Rider Competence and post-test training
Well, even with their gong, some riders continue to dodge big cities. Others still avoid motorways. Many actively stay away from narrow country roads. Many a time I’ve been told “I don’t enjoy riding in those conditions so I avoid them”. We may not enjoy all riding environments, but when there are places we actively avoid, then we can’t claim to be fully competent either, regardless of having demonstrated an ‘advanced’ level of riding skills on test.
There’s also a mental element to rider competence which I believe is very much ignored at both basic and post-test level, And that’s the acceptance of responsibility for our choices.
And that starts with understand that we actually MADE choices and that we weren’t forced into a course of action by unavoidable circumstances. A driver didn’t pull out on us “from nowhere” – the car came from somewhere. The bend didn’t “tighten up on us” – we didn’t read it correctly. Most dangerously of all, if an overtake goes wrong, it wasn’t “the driver’s fault for not checking his mirrors”, it was our responsibility not to put ourselves into the position where we could end up in difficulties. In short, if we’re still blaming other road users when we end up in a potentially-dangerous situation, then we’re not demonstrating competence either.
So here’s what I do when I’m training; I apply a cascade of questions:
1. did we arrive in one piece at the end of the journey? If we didn’t then we’re obviously not competent. If we did, we can move to the next question…
2. did we force other road users to change speed or direction to avoid us? If we did, then it’s the actions of others keeping us safe on the road, not our own riding behaviour – we’re still not competent.
3. did we scare ourselves and have to take serious evasive action along the way? If we did, then clearly there was an element of luck involved in keeping us out of trouble, and we’re not competent yet. If we got there with no frights, then the next question…

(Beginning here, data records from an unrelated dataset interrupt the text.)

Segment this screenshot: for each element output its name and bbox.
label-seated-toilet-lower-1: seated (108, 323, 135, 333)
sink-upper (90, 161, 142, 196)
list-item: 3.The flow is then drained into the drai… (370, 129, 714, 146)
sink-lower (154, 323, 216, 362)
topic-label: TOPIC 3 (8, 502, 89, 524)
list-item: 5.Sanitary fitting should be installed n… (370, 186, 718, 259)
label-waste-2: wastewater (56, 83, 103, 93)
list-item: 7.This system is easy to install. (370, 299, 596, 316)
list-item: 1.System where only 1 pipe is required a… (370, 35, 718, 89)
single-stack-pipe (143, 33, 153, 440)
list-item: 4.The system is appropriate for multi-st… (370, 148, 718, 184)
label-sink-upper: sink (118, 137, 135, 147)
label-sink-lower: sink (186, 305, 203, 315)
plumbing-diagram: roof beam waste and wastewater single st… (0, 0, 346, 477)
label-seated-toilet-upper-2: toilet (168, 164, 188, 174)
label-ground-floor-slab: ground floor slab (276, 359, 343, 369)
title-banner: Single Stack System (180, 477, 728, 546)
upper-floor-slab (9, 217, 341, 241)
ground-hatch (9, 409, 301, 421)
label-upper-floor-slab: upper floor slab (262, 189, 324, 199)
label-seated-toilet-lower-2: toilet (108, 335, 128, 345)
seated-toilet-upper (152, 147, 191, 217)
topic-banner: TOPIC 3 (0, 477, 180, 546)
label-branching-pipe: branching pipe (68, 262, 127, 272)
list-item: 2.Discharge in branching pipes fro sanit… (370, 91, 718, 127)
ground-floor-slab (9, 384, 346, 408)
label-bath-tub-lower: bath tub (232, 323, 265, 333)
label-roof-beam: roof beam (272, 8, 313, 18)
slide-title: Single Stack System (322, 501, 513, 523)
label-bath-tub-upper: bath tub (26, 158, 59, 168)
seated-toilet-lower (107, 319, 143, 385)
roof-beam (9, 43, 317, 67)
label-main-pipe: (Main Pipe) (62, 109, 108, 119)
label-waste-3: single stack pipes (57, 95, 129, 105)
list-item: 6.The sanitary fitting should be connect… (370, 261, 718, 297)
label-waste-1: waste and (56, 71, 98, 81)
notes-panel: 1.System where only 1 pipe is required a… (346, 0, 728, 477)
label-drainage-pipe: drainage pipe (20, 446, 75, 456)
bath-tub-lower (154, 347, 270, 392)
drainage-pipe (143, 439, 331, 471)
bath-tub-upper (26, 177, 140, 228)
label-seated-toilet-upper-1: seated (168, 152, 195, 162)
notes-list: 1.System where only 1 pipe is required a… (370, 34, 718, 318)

4. did we arrive by gliding around other road users without impacting their choices, did we arrive without any sudden scares or evasive manoeuvres on our part? If we did, then it’s likely we are competent enough.
If you want to check your own riding for competence, you can try answering these questions based on your own riding. But naturally, those answers lead to another series of questions. What are the skills and knowledge that are absolutely NECESSARY for a rider to know and to be able to perform to reach competency? What SHOULD a rider know? And what’s just NICE – the superficial gloss which looks good but doesn’t actually add any particular value to our riding? Next time, I’ll try to answer that.
Final point. We are unlikely to be competent at every area of riding. But the more areas we can tick off, the safer we’re likely to be out on the roads.